Sinus infections: To treat or not to treat

By Dr. Kenneth A. Kaplan, M.D.

The paranasal sinuses are air spaces within the facial bones that communicate with the nasal passages through narrow channels.They are lined by respiratory-type cells that both produce mucus and move it along through the motion of cilia, tiny hair-like projections on the surface of these cells.

Sinus infections, or sinusitis, occur when the lining of the sinuses becomes inflamed and swollen, effectively blocking off these air spaces from the nasal passages.This can result in mucus accumulation in the sinus cavities. Symptoms of sinusitis include nasal congestion, nasal discharge that may be discolored, postnasal drainage, cough, fatigue, and pressure or pain in the face, forehead or around the eyes. Most frequently, sinusitis is due to a viral cause, especially within the first seven to nine days of symptoms.These usually begin as typical head colds. Treatment may include oral decongestants, expectorants, analgesics, saline nasal mist or irrigations, and possibly up to 3 days of a topical decongestant spray like Afrin. Antibiotics are not indicated in the treatment of viral sinusitis. In other words, patients with relatively persistent but manageable cold-symptoms that are not worsening after the third or fourth day should delay seeking medical attention (with the intention of being prescribed an antibiotic) for at least seven to 10 days. As long as symptoms are improving day to day, antibiotic use should be avoided.

Bacterial sinusitis occurs when the trapped secretions within the sinuses become super-infected by bacteria. Symptoms are usually somewhat similar to viral sinusitis, with generally more facial pain or discomfort, and a greater tendency toward low grade fevers.The nasal discharge and postnasal drainage tend to be yellow, green or even brown in color.The hallmark, however, is the duration and pattern of symptom severity — once the upper respiratory symptoms have lasted more than eight or nine days with no improvement or there is a worsening of symptoms after a few days of initial improvement, the likelihood of bacterial sinusitis becomes much greater.
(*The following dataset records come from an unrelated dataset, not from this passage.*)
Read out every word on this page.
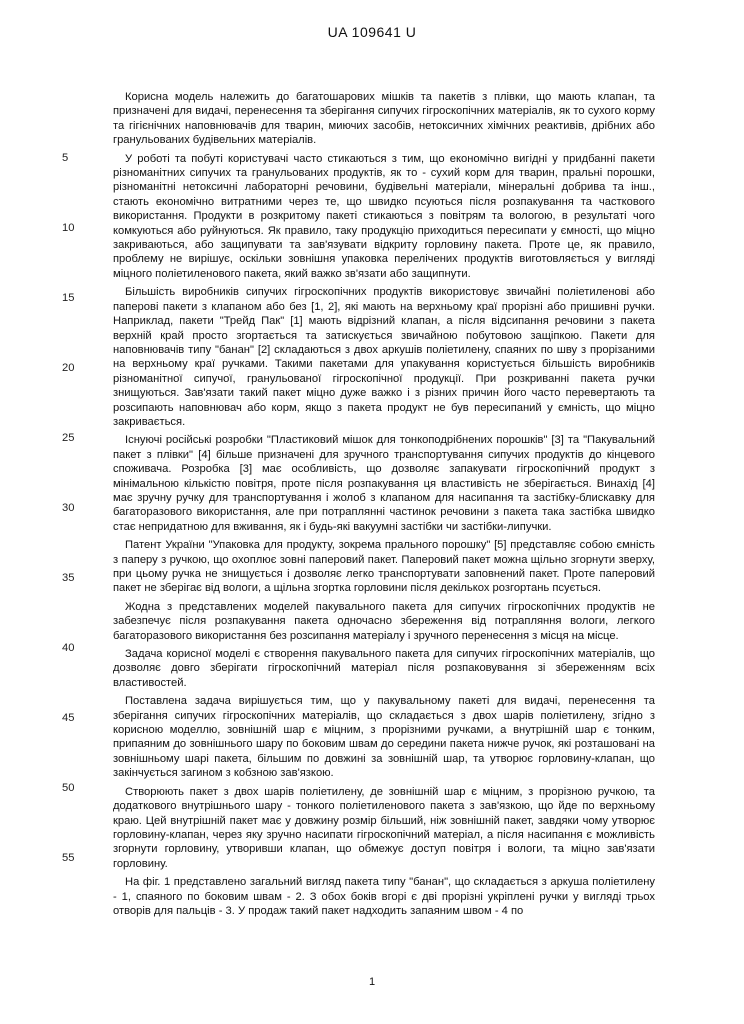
UA 109641 U
5
10
15
20
25
30
35
40
45
50
55

Корисна модель належить до багатошарових мішків та пакетів з плівки, що мають клапан, та призначені для видачі, перенесення та зберігання сипучих гігроскопічних матеріалів, як то сухого корму та гігієнічних наповнювачів для тварин, миючих засобів, нетоксичних хімічних реактивів, дрібних або гранульованих будівельних матеріалів.

У роботі та побуті користувачі часто стикаються з тим, що економічно вигідні у придбанні пакети різноманітних сипучих та гранульованих продуктів, як то - сухий корм для тварин, пральні порошки, різноманітні нетоксичні лабораторні речовини, будівельні матеріали, мінеральні добрива та інш., стають економічно витратними через те, що швидко псуються після розпакування та часткового використання. Продукти в розкритому пакеті стикаються з повітрям та вологою, в результаті чого комкуються або руйнуються. Як правило, таку продукцію приходиться пересипати у ємності, що міцно закриваються, або защипувати та зав'язувати відкриту горловину пакета. Проте це, як правило, проблему не вирішує, оскільки зовнішня упаковка перелічених продуктів виготовляється у вигляді міцного поліетиленового пакета, який важко зв'язати або защипнути.

Більшість виробників сипучих гігроскопічних продуктів використовує звичайні поліетиленові або паперові пакети з клапаном або без [1, 2], які мають на верхньому краї прорізні або пришивні ручки. Наприклад, пакети "Трейд Пак" [1] мають відрізний клапан, а після відсипання речовини з пакета верхній край просто згортається та затискується звичайною побутовою защіпкою. Пакети для наповнювачів типу "банан" [2] складаються з двох аркушів поліетилену, спаяних по шву з прорізаними на верхньому краї ручками. Такими пакетами для упакування користується більшість виробників різноманітної сипучої, гранульованої гігроскопічної продукції. При розкриванні пакета ручки знищуються. Зав'язати такий пакет міцно дуже важко і з різних причин його часто перевертають та розсипають наповнювач або корм, якщо з пакета продукт не був пересипаний у ємність, що міцно закривається.

Існуючі російські розробки "Пластиковий мішок для тонкоподрібнених порошків" [3] та "Пакувальний пакет з плівки" [4] більше призначені для зручного транспортування сипучих продуктів до кінцевого споживача. Розробка [3] має особливість, що дозволяє запакувати гігроскопічний продукт з мінімальною кількістю повітря, проте після розпакування ця властивість не зберігається. Винахід [4] має зручну ручку для транспортування і жолоб з клапаном для насипання та застібку-блискавку для багаторазового використання, але при потраплянні частинок речовини з пакета така застібка швидко стає непридатною для вживання, як і будь-які вакуумні застібки чи застібки-липучки.

Патент України "Упаковка для продукту, зокрема пральнoго порошку" [5] представляє собою ємність з паперу з ручкою, що охоплює зовні паперовий пакет. Паперовий пакет можна щільно згорнути зверху, при цьому ручка не знищується і дозволяє легко транспортувати заповнений пакет. Проте паперовий пакет не зберігає від вологи, а щільна згортка горловини після декількох розгортань псується.

Жодна з представлених моделей пакувального пакета для сипучих гігроскопічних продуктів не забезпечує після розпакування пакета одночасно збереження від потрапляння вологи, легкого багаторазового використання без розсипання матеріалу і зручного перенесення з місця на місце.

Задача корисної моделі є створення пакувального пакета для сипучих гігроскопічних матеріалів, що дозволяє довго зберігати гігроскопічний матеріал після розпаковування зі збереженням всіх властивостей.

Поставлена задача вирішується тим, що у пакувальному пакеті для видачі, перенесення та зберігання сипучих гігроскопічних матеріалів, що складається з двох шарів поліетилену, згідно з корисною моделлю, зовнішній шар є міцним, з прорізними ручками, а внутрішній шар є тонким, припаяним до зовнішнього шару по боковим швам до середини пакета нижче ручок, які розташовані на зовнішньому шарі пакета, більшим по довжині за зовнішній шар, та утворює горловину-клапан, що закінчується загином з кобзною зав'язкою.

Створюють пакет з двох шарів поліетилену, де зовнішній шар є міцним, з прорізною ручкою, та додаткового внутрішнього шару - тонкого поліетиленового пакета з зав'язкою, що йде по верхньому краю. Цей внутрішній пакет має у довжину розмір більший, ніж зовнішній пакет, завдяки чому утворює горловину-клапан, через яку зручно насипати гігроскопічний матеріал, а після насипання є можливість згорнути горловину, утворивши клапан, що обмежує доступ повітря і вологи, та міцно зав'язати горловину.

На фіг. 1 представлено загальний вигляд пакета типу "банан", що складається з аркуша поліетилену - 1, спаяного по боковим швам - 2. З обох боків вгорі є дві прорізні укріплені ручки у вигляді трьох отворів для пальців - 3. У продаж такий пакет надходить запаяним швом - 4 по

1
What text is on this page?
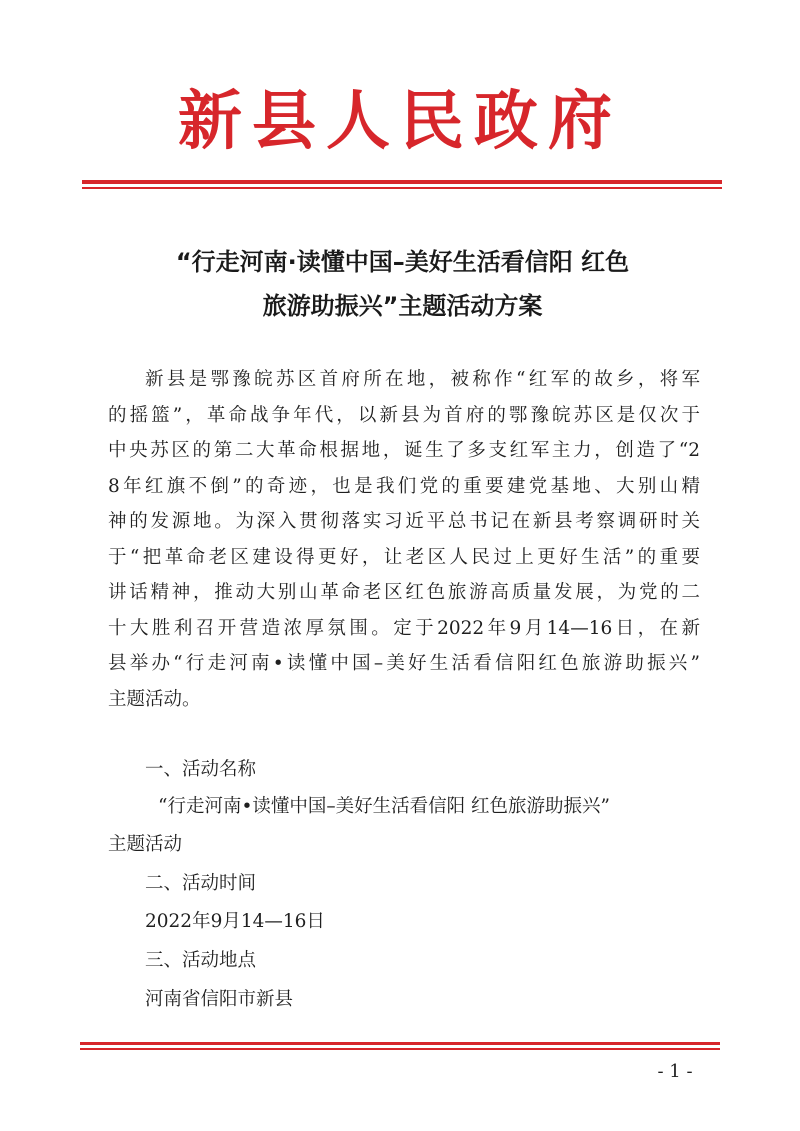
新县人民政府
“行走河南·读懂中国–美好生活看信阳 红色
旅游助振兴”主题活动方案
新县是鄂豫皖苏区首府所在地，被称作“红军的故乡，将军
的摇篮”，革命战争年代，以新县为首府的鄂豫皖苏区是仅次于
中央苏区的第二大革命根据地，诞生了多支红军主力，创造了“2
8年红旗不倒”的奇迹，也是我们党的重要建党基地、大别山精
神的发源地。为深入贯彻落实习近平总书记在新县考察调研时关
于“把革命老区建设得更好，让老区人民过上更好生活”的重要
讲话精神，推动大别山革命老区红色旅游高质量发展，为党的二
十大胜利召开营造浓厚氛围。定于2022年9月14—16日，在新
县举办“行走河南•读懂中国–美好生活看信阳红色旅游助振兴”
主题活动。
一、活动名称
“行走河南•读懂中国–美好生活看信阳 红色旅游助振兴”
主题活动
二、活动时间
2022年9月14—16日
三、活动地点
河南省信阳市新县
- 1 -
Treatment of acute bacterial sinusitis generally consists of a 10-day course of a suitable antibiotic, along with oral decongestants, expectorants, and a nasal steroid spray. Choice of antibiotic will depend on several factors. In general, amoxicillin, amoxicillin/ clavulanate (Augmentin) or a cephalosporin such a cefdinir or cefuroxime are the ideal first-line antibiotics in non-allergic patients. For patients who have penicillin allergies, trimethoprim-sulfamethoxazole (Bactrim), azithromycin (five days), clarithromycin, or a quinolone drug (levofloxacin or moxifloxacin) can be used. Cultures taken from the nose prior to initiating antibiotic therapy can be very helpful in directing therapy in case of a treatment failure. In the opinion of the author, levofloxacin (Levaquin) and moxifloxacin (Avelox) should be used as second-line therapy or when directed by a culture result only.These drugs are very broad spectrum and can have side effects such as weakening tendons as well as causing central nervous system side effects. Brief courses of oral steroids (prednisone) may be used in combination with antibiotics for more severe bouts of sinusitis. Curing sinusitis involves restoring normal drainage and ventilation to the sinuses in addition to killing the offending microorganism.
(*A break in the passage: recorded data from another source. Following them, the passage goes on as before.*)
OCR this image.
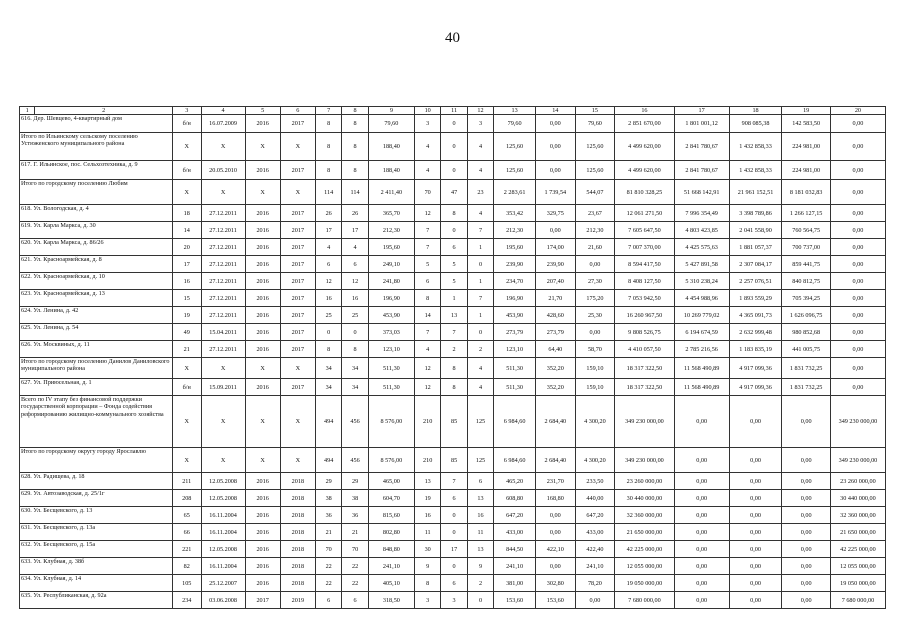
40
1	2	3	4	5	6	7	8	9	10	11	12	13	14	15	16	17	18	19	20
616. Дер. Шевцево, 4-квартирный дом		б/н	16.07.2009	2016	2017	8	8	79,60	3	0	3	79,60	0,00	79,60	2 851 670,00	1 801 001,12	908 085,38	142 583,50	0,00
Итого по Ильинскому сельскому поселению Устюженского муниципального района		X	X	X	X	8	8	188,40	4	0	4	125,60	0,00	125,60	4 499 620,00	2 841 780,67	1 432 858,33	224 981,00	0,00
617. Г. Ильинское, пос. Сельхозтехника, д. 9		б/н	20.05.2010	2016	2017	8	8	188,40	4	0	4	125,60	0,00	125,60	4 499 620,00	2 841 780,67	1 432 858,33	224 981,00	0,00
Итого по городскому поселению Любим		X	X	X	X	114	114	2 411,40	70	47	23	2 283,61	1 739,54	544,07	81 810 328,25	51 668 142,91	21 961 152,51	8 181 032,83	0,00
618. Ул. Вологодская, д. 4		18	27.12.2011	2016	2017	26	26	365,70	12	8	4	353,42	329,75	23,67	12 061 271,50	7 996 354,49	3 398 789,86	1 266 127,15	0,00
619. Ул. Карла Маркса, д. 30		14	27.12.2011	2016	2017	17	17	212,30	7	0	7	212,30	0,00	212,30	7 605 647,50	4 803 423,85	2 041 558,90	760 564,75	0,00
620. Ул. Карла Маркса, д. 86/26		20	27.12.2011	2016	2017	4	4	195,60	7	6	1	195,60	174,00	21,60	7 007 370,00	4 425 575,63	1 881 057,37	700 737,00	0,00
621. Ул. Красноармейская, д. 8		17	27.12.2011	2016	2017	6	6	249,10	5	5	0	239,90	239,90	0,00	8 594 417,50	5 427 891,58	2 307 084,17	859 441,75	0,00
622. Ул. Красноармейская, д. 10		16	27.12.2011	2016	2017	12	12	241,80	6	5	1	234,70	207,40	27,30	8 408 127,50	5 310 238,24	2 257 076,51	840 812,75	0,00
623. Ул. Красноармейская, д. 13		15	27.12.2011	2016	2017	16	16	196,90	8	1	7	196,90	21,70	175,20	7 053 942,50	4 454 988,96	1 893 559,29	705 394,25	0,00
624. Ул. Ленина, д. 42		19	27.12.2011	2016	2017	25	25	453,90	14	13	1	453,90	428,60	25,30	16 260 967,50	10 269 779,02	4 365 091,73	1 626 096,75	0,00
625. Ул. Ленина, д. 54		49	15.04.2011	2016	2017	0	0	373,03	7	7	0	273,79	273,79	0,00	9 808 526,75	6 194 674,59	2 632 999,48	980 852,68	0,00
626. Ул. Москвиных, д. 11		21	27.12.2011	2016	2017	8	8	123,10	4	2	2	123,10	64,40	58,70	4 410 057,50	2 785 216,56	1 183 835,19	441 005,75	0,00
Итого по городскому поселению Данилов Даниловского муниципального района		X	X	X	X	34	34	511,30	12	8	4	511,30	352,20	159,10	18 317 322,50	11 568 490,89	4 917 099,36	1 831 732,25	0,00
627. Ул. Приюсельная, д. 1		б/н	15.09.2011	2016	2017	34	34	511,30	12	8	4	511,30	352,20	159,10	18 317 322,50	11 568 490,89	4 917 099,36	1 831 732,25	0,00
Всего по IV этапу без финансовой поддержки государственной корпорации – Фонда содействия реформированию жилищно-коммунального хозяйства		X	X	X	X	494	456	8 576,00	210	85	125	6 984,60	2 684,40	4 300,20	349 230 000,00	0,00	0,00	0,00	349 230 000,00
Итого по городскому округу городу Ярославлю		X	X	X	X	494	456	8 576,00	210	85	125	6 984,60	2 684,40	4 300,20	349 230 000,00	0,00	0,00	0,00	349 230 000,00
628. Ул. Радищева, д. 18		211	12.05.2008	2016	2018	29	29	465,00	13	7	6	465,20	231,70	233,50	23 260 000,00	0,00	0,00	0,00	23 260 000,00
629. Ул. Автозаводская, д. 25/1г		208	12.05.2008	2016	2018	38	38	604,70	19	6	13	608,80	168,80	440,00	30 440 000,00	0,00	0,00	0,00	30 440 000,00
630. Ул. Бесщевского, д. 13		65	16.11.2004	2016	2018	36	36	815,60	16	0	16	647,20	0,00	647,20	32 360 000,00	0,00	0,00	0,00	32 360 000,00
631. Ул. Бесщевского, д. 13а		66	16.11.2004	2016	2018	21	21	802,80	11	0	11	433,00	0,00	433,00	21 650 000,00	0,00	0,00	0,00	21 650 000,00
632. Ул. Бесщевского, д. 15а		221	12.05.2008	2016	2018	70	70	848,80	30	17	13	844,50	422,10	422,40	42 225 000,00	0,00	0,00	0,00	42 225 000,00
633. Ул. Клубная, д. 38б		82	16.11.2004	2016	2018	22	22	241,10	9	0	9	241,10	0,00	241,10	12 055 000,00	0,00	0,00	0,00	12 055 000,00
634. Ул. Клубная, д. 14		105	25.12.2007	2016	2018	22	22	405,10	8	6	2	381,00	302,80	78,20	19 050 000,00	0,00	0,00	0,00	19 050 000,00
635. Ул. Республиканская, д. 92а		234	03.06.2008	2017	2019	6	6	318,50	3	3	0	153,60	153,60	0,00	7 680 000,00	0,00	0,00	0,00	7 680 000,00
In conclusion, the vast majority of upper respiratory infections are viral in nature.As long as symptoms are not severe or worsening, supportive care with rest, good hydration, analgesics, decongestants, saline nasal mist and expectorants (for thick secretions) is the recommended course of action for the first seven to 10 days of illness. Antibiotics should be reserved for longer infections that are not improving, or infections that produce a clear worsening of symptoms after a brief period of improvement.